I'm building a search engine from scratch in Rust, chapter by chapter through Manning's Introduction to Information Retrieval. The goal is to actually understand what production search systems do — not to use them, but to build the pieces myself and hit the walls they're designed around.
Each article is written the day I finish the chapter. Real numbers from a real corpus (11,314 documents from 20 Newsgroups), honest about tradeoffs, including the things that didn't work. Code lives on GitHub.
My merge step loaded every block into RAM at once. Worked for 3 blocks on 12K docs. Would crash at 100 blocks on a million docs. Wrote a BlockReader. Now the merge holds one term per block at a time. Constant memory, whatever the scale.
Ranking 14 documents for "United States of America." First try put a 1,835-line firearms archive at #1 and a 13-line post literally about the USA at last. Opened the files and figured out why. Cosine normalization fixed it.
Replaced bincode with a hand-rolled variable-byte encoder. 34.8MB → 8.3MB. Also 50% slower. The tradeoff is wrong at 12K docs and right at 1M — and I can tell you exactly why.

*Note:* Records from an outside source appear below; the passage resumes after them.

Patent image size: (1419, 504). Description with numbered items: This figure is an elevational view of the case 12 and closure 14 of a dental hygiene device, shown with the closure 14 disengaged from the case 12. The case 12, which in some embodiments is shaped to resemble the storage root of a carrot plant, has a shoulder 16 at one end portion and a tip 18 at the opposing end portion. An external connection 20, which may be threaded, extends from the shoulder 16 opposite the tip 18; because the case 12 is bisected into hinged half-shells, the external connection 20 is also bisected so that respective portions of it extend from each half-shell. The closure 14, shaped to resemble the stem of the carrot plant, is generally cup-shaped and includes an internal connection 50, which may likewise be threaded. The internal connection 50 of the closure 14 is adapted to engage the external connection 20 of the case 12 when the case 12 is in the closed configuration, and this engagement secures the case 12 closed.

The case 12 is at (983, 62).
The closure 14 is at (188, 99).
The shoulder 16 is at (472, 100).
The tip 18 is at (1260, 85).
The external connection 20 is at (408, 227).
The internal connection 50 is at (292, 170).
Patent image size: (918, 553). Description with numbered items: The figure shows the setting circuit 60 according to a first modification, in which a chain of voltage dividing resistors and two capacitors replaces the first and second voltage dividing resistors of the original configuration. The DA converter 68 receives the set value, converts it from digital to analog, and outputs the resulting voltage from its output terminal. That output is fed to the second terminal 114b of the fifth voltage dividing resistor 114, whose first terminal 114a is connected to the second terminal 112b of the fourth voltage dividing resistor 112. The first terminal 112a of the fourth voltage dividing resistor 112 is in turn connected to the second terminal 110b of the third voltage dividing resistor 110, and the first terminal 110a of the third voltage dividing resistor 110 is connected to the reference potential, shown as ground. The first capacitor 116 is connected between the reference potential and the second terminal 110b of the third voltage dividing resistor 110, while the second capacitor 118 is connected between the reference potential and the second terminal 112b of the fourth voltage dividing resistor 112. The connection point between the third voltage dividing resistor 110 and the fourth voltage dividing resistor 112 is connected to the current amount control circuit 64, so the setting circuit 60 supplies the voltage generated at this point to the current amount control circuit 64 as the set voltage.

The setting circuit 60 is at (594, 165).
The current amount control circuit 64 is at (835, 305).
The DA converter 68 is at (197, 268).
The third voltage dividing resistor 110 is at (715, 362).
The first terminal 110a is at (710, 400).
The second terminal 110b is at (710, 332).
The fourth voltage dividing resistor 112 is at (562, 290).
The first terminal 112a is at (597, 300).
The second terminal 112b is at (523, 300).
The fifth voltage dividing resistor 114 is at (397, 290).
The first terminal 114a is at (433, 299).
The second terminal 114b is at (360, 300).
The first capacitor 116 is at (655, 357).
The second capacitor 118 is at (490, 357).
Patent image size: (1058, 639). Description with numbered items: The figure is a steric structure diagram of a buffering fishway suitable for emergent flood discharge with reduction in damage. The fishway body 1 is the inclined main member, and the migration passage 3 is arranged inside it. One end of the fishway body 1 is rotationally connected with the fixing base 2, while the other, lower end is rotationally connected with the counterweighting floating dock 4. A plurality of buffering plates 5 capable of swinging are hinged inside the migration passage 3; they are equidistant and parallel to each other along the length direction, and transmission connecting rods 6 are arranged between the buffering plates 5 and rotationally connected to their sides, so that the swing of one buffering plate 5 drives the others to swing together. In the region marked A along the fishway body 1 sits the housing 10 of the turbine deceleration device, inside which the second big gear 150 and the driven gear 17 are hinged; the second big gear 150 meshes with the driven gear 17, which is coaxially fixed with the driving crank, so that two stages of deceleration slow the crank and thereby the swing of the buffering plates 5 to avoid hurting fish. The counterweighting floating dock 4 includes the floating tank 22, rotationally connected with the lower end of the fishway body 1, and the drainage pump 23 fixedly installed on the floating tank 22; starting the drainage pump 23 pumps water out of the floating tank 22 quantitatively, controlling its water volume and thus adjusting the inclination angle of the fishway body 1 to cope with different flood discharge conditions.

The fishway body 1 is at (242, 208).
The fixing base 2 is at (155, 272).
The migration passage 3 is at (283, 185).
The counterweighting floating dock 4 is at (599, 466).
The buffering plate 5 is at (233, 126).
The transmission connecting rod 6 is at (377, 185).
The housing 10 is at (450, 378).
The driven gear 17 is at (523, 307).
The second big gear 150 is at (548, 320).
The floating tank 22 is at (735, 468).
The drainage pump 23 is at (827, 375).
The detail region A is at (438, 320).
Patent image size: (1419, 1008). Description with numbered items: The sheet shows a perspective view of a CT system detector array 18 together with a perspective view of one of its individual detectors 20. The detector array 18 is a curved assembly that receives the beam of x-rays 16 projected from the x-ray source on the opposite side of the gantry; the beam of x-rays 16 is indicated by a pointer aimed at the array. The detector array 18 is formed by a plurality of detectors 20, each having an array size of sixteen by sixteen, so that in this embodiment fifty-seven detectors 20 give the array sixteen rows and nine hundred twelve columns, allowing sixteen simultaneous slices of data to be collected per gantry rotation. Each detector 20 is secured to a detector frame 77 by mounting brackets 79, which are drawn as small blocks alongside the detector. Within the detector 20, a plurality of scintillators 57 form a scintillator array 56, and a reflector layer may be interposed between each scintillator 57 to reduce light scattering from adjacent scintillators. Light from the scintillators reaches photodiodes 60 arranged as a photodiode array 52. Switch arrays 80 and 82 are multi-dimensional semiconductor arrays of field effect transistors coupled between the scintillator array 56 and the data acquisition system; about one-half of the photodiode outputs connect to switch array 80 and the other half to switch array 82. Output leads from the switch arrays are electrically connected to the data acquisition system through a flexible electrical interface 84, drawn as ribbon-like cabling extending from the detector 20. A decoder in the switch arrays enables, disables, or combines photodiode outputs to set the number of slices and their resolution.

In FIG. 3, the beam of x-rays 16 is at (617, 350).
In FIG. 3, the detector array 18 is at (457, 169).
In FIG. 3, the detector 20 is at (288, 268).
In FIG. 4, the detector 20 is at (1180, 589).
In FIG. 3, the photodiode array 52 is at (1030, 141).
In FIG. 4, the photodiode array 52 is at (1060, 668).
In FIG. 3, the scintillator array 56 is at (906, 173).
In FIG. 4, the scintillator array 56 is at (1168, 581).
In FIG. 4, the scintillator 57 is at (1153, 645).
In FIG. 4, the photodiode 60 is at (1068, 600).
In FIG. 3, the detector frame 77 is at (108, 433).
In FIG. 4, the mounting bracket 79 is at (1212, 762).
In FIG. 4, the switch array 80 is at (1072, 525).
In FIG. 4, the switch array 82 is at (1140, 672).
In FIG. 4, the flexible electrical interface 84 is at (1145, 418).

Moved from all-in-RAM to a dictionary-in-RAM / postings-on-disk architecture. 138,743 terms indexed. Queries do a nanosecond dict lookup, then a single disk seek to exactly the bytes needed. The whole thing now scales to tens of millions of documents.
Added positional phrase verification (37 matches → 14 real matches) and a three-layer spell corrector built from scratch: trigram index → Jaccard filter → Levenshtein. "Uniited Staates of Ameeriica" → corrected and searched in 19ms.
Indexed 11,314 documents from 20 Newsgroups. Inverted positional index, two-pointer intersection, sorted-by-length query optimization. One structural change (sort once at build, not per query) cut latency 7x.